Assento de 28 de Novembro de 1969
Assento de 28 de Novembro de 1969, proferido nos autos de recurso para tribunal pleno com o n.º 62592, em que são recorrente, Papeleira de S. Paio de Oleiros, Lda., e recorridos, Valentim Francisco do Couto e mulher.
Acordam em tribunal pleno no Supremo Tribunal de Justiça:
A Papeleira de S. Paio de Oleiros, Lda., nos termos do artigo 763.º do Código de Processo Civil, recorre para o tribunal pleno do Acórdão deste Supremo de 19 de Julho de 1968, certificado a fls. 6 e seguintes e publicado no Boletim do Ministério da Justiça, n.º 179, pp.
170 e seguintes, proferido na revista em que ficou vencida na acção que lhe moveram
Valentim Francisco do Couto e mulher.
Para esse efeito alegou que este acórdão, sobre a mesma questão fundamental de direito, está em oposição com a solução emitida no Acórdão deste mesmo Supremo de 1 de Julho de 1966, transitado em julgado, publicado no citado Boletim, n.º 159, a fls. 419 e 420; e que ambos foram proferidos no domínio da mesma legislação - Código Civil de 1867.O caso contemplado no acórdão recorrido visava a reivindicação de um prédio rústico adquirido por compra titulada por escritura pública e inscrito na respectiva Conservatório do Registo Predial a favor do comprador Valentim, ocupado pela ré recorrente sem título legítimo. Este prédio, após a aquisição, foi afectado com consentimento do respectivo proprietário Valentim à exploração da sociedade Couto & Irmãos, constituída por aquele Valentim e seus irmãos, como se a esta pertencesse, conjuntamente com outro prédio rústico já adquirido pela citada sociedade, e nos dois prédios foram construídas edificações. Pela dissolução da sociedade Couto & Irmãos os prédios urbanos edificados nos dois referidos terrenos foram adjudicados ao sócio Manuel, irmão do Valentim.

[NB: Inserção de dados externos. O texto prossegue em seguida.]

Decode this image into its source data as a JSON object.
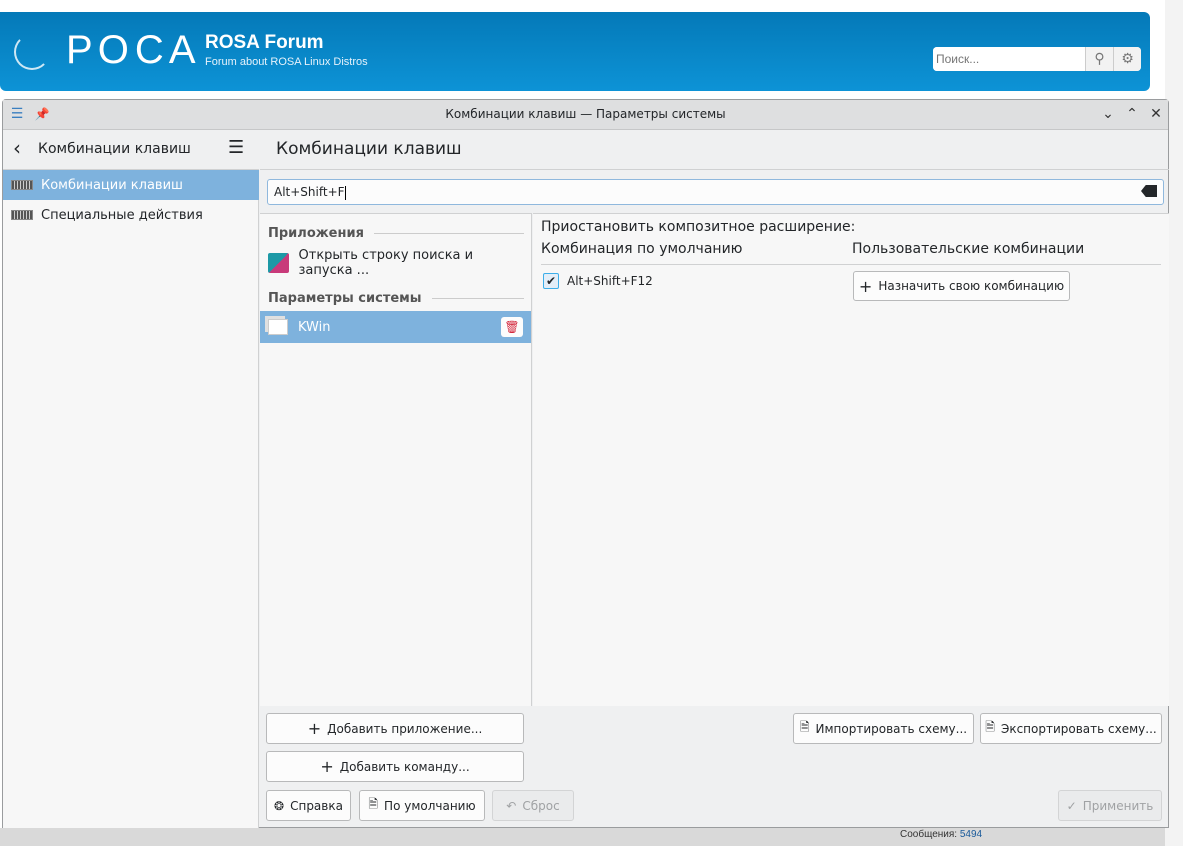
{
  "forum": {
    "logo": "РОСА",
    "title": "ROSA Forum",
    "subtitle": "Forum about ROSA Linux Distros",
    "search_placeholder": "Поиск...",
    "messages_label": "Сообщения:",
    "messages_count": "5494"
  },
  "window": {
    "title": "Комбинации клавиш — Параметры системы"
  },
  "sidebar": {
    "header": "Комбинации клавиш",
    "items": [
      {
        "label": "Комбинации клавиш",
        "selected": true
      },
      {
        "label": "Специальные действия",
        "selected": false
      }
    ]
  },
  "main": {
    "title": "Комбинации клавиш",
    "search_value": "Alt+Shift+F",
    "groups": [
      {
        "label": "Приложения",
        "items": [
          {
            "label": "Открыть строку поиска и запуска ..."
          }
        ]
      },
      {
        "label": "Параметры системы",
        "items": [
          {
            "label": "KWin",
            "selected": true
          }
        ]
      }
    ],
    "detail": {
      "action": "Приостановить композитное расширение:",
      "default_header": "Комбинация по умолчанию",
      "custom_header": "Пользовательские комбинации",
      "default_shortcut": "Alt+Shift+F12",
      "default_checked": true,
      "assign_button": "Назначить свою комбинацию"
    }
  },
  "buttons": {
    "add_app": "Добавить приложение...",
    "add_command": "Добавить команду...",
    "import": "Импортировать схему...",
    "export": "Экспортировать схему...",
    "help": "Справка",
    "defaults": "По умолчанию",
    "reset": "Сброс",
    "apply": "Применить"
  }
}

Posteriormente o Manuel constituiu com os filhos a sociedade Francisco do Couto, Lda., que passou a exercer a sua indústria e comércio nos mesmos dois prédios. Presentemente esses dois prédios estão integrados no activo da sociedade recorrente - Papeleira de S.
Paio de Oleiros, Lda.
O acórdão recorrido reconheceu: que o autor Valentim ainda conserva o domínio do seu prédio rústico que comprou, não obstante as andanças que tem passado; que se operou uma acessão por indústria do homem, prevista no artigo 2289.º do Código Civil de 1867, proveniente de incorporação das edificações no prédio rústico comprado pelo Valentim;que esta acessão imobiliária só seria relevante para o dono das edificações, nos termos do artigo 2306.º daquele Código, se o terreno alheio onde foram feitas fosse possuído em próprio nome, com boa fé e justo título; que não há justo título por falta de título válido de aquisição do prédio em que o transmitente não é o titular do direito que transmitiu; nem boa fé, dado que a sociedade sabia que o terreno era do Valentim.
No acórdão opositor ventilou-se a hipótese seguinte: pedia-se a entrega de uma parcela de terreno vendida sem escritura pública onde os compradores construíram um prédio urbano com consentimento e aprovação dos vendedores.
Este acórdão reconheceu existir a favor dos demandados compradores a acessão imobiliária, nos termos do artigo 2306.º do Código Civil de 1867, porque teve por justo título a autorização da construção do prédio urbano e a boa fé derivou da autorização dada para a construção e do convencimento da sua validade.
O acórdão da secção de fls. 20 e 21 decidiu que existe a oposição que serve de fundamento legal ao recurso entre os dois julgados.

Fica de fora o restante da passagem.